Cependant, sur la base de ses observations sur le terrain, la Section des droits de l’homme de la MINUSTAH/Haut-Commissariat aux droits de l’homme-Haïti estime que « la prévention et la répression des cas de lynchages par les autorités haïtiennes semblent insuffisantes », explique Jérôme Hieber, officier au sein de cette section

Le substitut du commissaire du gouvernement du parquet de Port-au-Prince, Joseph Elysée Jean-Louis, estime que pour prévenir les actes de lynchage, il faudrait un effectif raisonnable de policiers déployés dans les sections communales et des juges itinérants pour recueillir les doléances des populations en vue de les mettre en confiance et de les rapprocher de la justice.

Des efforts sont en cours (voir encadrés) pour améliorer l’accès à la justice de proximité et son fonctionnement et renforcer la formation et le nombre des policiers en exercice.

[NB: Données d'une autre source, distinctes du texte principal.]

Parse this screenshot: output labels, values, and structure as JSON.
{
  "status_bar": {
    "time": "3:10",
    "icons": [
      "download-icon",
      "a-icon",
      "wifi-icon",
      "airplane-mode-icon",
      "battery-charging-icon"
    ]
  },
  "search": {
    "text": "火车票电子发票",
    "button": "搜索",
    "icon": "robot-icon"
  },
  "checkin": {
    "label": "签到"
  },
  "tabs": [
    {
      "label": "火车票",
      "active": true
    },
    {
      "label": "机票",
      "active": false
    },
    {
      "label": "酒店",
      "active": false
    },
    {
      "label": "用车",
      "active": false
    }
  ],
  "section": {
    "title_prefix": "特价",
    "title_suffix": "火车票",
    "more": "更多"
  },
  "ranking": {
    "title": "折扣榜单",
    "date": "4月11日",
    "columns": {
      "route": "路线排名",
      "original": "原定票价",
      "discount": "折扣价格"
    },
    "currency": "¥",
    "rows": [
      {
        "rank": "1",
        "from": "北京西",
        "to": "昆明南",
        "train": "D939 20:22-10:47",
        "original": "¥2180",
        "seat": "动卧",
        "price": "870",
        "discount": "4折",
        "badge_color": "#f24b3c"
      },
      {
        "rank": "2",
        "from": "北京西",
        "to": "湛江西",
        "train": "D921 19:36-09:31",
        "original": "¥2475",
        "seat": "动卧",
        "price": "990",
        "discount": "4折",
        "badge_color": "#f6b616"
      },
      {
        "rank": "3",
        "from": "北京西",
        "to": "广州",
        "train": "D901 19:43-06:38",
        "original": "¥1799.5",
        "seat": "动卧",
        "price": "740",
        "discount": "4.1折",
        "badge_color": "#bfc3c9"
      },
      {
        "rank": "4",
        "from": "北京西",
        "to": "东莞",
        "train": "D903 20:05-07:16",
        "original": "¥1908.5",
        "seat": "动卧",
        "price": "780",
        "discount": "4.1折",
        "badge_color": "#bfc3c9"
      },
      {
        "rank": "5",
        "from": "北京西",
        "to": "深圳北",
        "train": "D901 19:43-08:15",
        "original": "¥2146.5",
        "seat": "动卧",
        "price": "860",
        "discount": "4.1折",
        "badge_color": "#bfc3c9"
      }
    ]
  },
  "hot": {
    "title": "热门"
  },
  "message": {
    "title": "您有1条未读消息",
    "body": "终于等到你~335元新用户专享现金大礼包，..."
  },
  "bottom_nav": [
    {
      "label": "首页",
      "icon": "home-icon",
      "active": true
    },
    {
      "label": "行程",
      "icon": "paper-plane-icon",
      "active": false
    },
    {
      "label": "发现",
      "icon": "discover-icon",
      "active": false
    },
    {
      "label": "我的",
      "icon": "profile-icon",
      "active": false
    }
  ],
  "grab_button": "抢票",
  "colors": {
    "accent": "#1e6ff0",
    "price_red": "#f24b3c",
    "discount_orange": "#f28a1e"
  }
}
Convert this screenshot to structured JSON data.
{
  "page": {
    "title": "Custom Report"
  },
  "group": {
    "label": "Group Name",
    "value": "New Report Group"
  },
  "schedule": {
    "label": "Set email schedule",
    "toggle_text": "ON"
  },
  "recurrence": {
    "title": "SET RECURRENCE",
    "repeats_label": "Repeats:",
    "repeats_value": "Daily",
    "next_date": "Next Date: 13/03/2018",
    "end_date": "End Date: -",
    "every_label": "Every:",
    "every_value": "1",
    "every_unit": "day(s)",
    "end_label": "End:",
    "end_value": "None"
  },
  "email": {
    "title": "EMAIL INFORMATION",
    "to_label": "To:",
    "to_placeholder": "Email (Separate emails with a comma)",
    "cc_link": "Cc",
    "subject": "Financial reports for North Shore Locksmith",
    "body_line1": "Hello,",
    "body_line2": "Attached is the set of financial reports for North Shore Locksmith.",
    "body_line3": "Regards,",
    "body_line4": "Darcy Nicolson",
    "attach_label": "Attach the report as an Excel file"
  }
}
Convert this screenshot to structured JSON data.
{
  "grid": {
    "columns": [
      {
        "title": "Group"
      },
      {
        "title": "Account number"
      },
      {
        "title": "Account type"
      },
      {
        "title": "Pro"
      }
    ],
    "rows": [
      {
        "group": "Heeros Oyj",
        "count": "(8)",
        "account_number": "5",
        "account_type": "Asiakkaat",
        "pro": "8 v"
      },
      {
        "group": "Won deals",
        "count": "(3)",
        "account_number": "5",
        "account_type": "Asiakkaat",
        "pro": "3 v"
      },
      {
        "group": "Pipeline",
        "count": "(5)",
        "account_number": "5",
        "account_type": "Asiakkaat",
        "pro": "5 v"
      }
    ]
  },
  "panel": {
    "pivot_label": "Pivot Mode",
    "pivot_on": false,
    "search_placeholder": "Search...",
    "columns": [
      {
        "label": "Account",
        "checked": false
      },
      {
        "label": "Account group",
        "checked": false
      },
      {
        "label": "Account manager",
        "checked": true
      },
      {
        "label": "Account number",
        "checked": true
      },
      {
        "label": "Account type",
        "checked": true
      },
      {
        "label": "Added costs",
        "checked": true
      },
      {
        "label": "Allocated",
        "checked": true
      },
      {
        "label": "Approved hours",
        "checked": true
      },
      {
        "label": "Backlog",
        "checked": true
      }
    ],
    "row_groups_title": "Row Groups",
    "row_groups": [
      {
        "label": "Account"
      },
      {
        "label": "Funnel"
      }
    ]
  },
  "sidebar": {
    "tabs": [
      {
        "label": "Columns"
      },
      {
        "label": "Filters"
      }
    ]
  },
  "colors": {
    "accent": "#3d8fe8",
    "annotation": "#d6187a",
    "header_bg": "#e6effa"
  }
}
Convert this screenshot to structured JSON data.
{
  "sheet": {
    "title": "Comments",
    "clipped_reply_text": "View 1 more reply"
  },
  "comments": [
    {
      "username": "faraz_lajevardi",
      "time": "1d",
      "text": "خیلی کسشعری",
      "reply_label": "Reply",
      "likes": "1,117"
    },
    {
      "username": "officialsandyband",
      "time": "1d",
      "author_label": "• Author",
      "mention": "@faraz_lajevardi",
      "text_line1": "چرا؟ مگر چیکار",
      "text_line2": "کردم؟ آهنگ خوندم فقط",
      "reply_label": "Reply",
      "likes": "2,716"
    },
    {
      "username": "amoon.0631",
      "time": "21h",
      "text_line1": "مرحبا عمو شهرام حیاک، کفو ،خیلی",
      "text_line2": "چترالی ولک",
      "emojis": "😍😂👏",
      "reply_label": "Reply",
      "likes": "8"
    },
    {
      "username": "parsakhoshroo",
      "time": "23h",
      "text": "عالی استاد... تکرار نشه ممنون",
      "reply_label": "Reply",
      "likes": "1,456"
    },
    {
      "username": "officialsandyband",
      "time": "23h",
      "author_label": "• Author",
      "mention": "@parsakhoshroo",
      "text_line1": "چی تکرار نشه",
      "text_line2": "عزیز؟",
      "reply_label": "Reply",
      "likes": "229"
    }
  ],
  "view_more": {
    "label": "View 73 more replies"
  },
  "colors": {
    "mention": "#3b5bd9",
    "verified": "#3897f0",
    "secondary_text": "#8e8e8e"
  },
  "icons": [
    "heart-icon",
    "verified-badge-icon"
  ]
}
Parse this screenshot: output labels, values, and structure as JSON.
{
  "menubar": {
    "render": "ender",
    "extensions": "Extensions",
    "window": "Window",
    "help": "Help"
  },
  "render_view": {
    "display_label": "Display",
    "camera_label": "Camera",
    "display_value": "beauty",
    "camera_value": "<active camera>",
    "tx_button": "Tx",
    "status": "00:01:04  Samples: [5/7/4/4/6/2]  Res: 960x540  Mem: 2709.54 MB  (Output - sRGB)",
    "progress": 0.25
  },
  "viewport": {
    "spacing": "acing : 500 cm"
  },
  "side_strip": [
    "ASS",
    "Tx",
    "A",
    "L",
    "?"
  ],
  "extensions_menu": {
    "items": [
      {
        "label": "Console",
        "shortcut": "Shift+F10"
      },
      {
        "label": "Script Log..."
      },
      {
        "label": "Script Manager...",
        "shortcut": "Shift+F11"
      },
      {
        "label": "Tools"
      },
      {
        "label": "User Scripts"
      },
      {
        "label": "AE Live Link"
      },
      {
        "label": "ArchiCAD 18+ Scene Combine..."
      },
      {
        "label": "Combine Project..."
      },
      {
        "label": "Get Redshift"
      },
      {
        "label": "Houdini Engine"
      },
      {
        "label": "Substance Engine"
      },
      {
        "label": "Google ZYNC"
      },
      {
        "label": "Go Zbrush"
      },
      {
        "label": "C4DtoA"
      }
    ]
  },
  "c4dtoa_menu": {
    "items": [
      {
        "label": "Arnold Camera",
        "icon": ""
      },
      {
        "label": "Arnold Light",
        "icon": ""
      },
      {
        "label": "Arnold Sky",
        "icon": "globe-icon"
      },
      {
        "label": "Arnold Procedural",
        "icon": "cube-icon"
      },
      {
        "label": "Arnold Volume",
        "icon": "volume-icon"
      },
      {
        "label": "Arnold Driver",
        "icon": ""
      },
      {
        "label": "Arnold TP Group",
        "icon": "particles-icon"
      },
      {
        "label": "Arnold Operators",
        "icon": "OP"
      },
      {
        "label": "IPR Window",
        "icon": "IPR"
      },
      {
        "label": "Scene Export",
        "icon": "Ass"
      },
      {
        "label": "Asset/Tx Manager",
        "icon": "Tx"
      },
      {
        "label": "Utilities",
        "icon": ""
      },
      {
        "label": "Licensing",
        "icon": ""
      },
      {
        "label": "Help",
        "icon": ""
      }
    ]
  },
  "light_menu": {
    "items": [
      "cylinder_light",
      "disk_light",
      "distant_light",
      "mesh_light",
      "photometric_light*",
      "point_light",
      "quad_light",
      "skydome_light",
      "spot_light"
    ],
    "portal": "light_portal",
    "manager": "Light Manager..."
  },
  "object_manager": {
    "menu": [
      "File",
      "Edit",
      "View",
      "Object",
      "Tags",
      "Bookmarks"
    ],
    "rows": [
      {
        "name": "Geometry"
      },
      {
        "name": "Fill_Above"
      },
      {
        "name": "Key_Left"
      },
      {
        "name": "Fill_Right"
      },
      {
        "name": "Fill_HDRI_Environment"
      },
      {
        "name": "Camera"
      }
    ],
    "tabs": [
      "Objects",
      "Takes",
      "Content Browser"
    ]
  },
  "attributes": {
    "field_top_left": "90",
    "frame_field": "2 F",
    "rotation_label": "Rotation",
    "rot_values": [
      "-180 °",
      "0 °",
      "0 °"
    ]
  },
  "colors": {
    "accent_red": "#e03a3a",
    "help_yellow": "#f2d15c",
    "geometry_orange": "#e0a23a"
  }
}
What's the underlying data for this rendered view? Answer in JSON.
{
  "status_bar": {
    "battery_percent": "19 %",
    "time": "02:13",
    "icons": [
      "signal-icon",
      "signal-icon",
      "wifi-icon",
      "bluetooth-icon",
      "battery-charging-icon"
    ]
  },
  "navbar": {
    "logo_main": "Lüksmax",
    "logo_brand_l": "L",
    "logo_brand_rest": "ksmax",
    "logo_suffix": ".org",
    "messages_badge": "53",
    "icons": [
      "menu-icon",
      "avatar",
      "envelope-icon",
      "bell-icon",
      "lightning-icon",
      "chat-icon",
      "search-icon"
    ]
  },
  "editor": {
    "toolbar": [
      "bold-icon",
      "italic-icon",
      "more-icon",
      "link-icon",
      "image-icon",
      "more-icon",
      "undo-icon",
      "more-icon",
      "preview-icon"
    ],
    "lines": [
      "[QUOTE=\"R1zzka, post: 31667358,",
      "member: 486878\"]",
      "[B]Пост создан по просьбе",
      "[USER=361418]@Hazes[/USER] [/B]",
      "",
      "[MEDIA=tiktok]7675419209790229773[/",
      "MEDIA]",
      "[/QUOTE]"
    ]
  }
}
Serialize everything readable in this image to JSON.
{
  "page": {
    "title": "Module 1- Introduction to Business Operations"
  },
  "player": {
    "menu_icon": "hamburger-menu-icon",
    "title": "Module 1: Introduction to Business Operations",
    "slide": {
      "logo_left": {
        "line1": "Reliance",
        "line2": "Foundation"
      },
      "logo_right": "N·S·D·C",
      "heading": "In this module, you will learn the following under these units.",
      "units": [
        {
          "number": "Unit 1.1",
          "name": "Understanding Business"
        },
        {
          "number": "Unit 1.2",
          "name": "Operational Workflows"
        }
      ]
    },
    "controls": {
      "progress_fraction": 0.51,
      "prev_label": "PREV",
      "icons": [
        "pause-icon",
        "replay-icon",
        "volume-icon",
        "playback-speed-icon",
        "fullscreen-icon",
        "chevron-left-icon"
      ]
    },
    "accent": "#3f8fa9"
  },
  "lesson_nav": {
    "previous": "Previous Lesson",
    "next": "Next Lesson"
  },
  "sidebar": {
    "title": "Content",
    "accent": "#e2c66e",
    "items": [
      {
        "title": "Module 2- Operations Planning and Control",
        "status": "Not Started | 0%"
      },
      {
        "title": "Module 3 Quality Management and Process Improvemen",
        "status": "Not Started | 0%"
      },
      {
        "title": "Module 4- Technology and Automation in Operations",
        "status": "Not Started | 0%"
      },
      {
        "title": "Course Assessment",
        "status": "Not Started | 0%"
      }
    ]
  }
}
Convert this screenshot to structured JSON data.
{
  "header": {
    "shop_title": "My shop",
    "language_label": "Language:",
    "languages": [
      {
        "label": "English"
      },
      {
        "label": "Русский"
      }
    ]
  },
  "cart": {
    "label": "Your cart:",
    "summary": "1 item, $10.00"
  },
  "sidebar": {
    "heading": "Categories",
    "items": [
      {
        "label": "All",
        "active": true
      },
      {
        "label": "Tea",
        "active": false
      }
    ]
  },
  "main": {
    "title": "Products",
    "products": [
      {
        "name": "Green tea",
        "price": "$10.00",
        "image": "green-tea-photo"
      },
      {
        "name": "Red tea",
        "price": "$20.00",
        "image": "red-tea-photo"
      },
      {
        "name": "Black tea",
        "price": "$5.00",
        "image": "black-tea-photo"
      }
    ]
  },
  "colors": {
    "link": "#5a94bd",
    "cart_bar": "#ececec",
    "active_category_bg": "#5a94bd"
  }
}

Conscient des défis que représente ce phénomène pour le corps policier, le porte-parole de la Police nationale d’Haïti (PNH), le commissaire Frantz Lerebours, plaide pour la sensibilisation des populations à recourir en toutes circonstances à la police. Le lynchage est un crime qui ne peut rester impuni dans un Etat de droit « étant entendu que mêmes les criminels ont des droits », dit-il. Et le code d’instruction civile en Haïti traite justement, en ses articles  20 et 88, de l’obligation de toute personne qui aura été témoin d’un attentat contre la vie ou la propriété d’un individu, d’en donner avis au commissaire du gouvernement. Plus loin, il est prévu que « tout dépositaire de la force publique, et même toute personne, [doit] saisir le prévenu surpris en flagrant délit ou poursuivi par la clameur publique et le conduire devant les tribunaux ».

Certes, beaucoup de chemin reste à parcourir pour en finir avec la pratique du lynchage.  Afin de sensibiliser les populations dans les zones les plus reculées sur ses maux, une série d’activités est en cours à travers le pays à l’initiative de la Section des droits de l’homme de la MINUSTAH/Haut-Commissariat aux droits de l’homme-Haïti. (voir encadrés). « Les autorités locales participent activement à nos activités de sensibilisation et nous espérons que cela se traduira par une amélioration de leur réponse au phénomène », indique M. Hieber.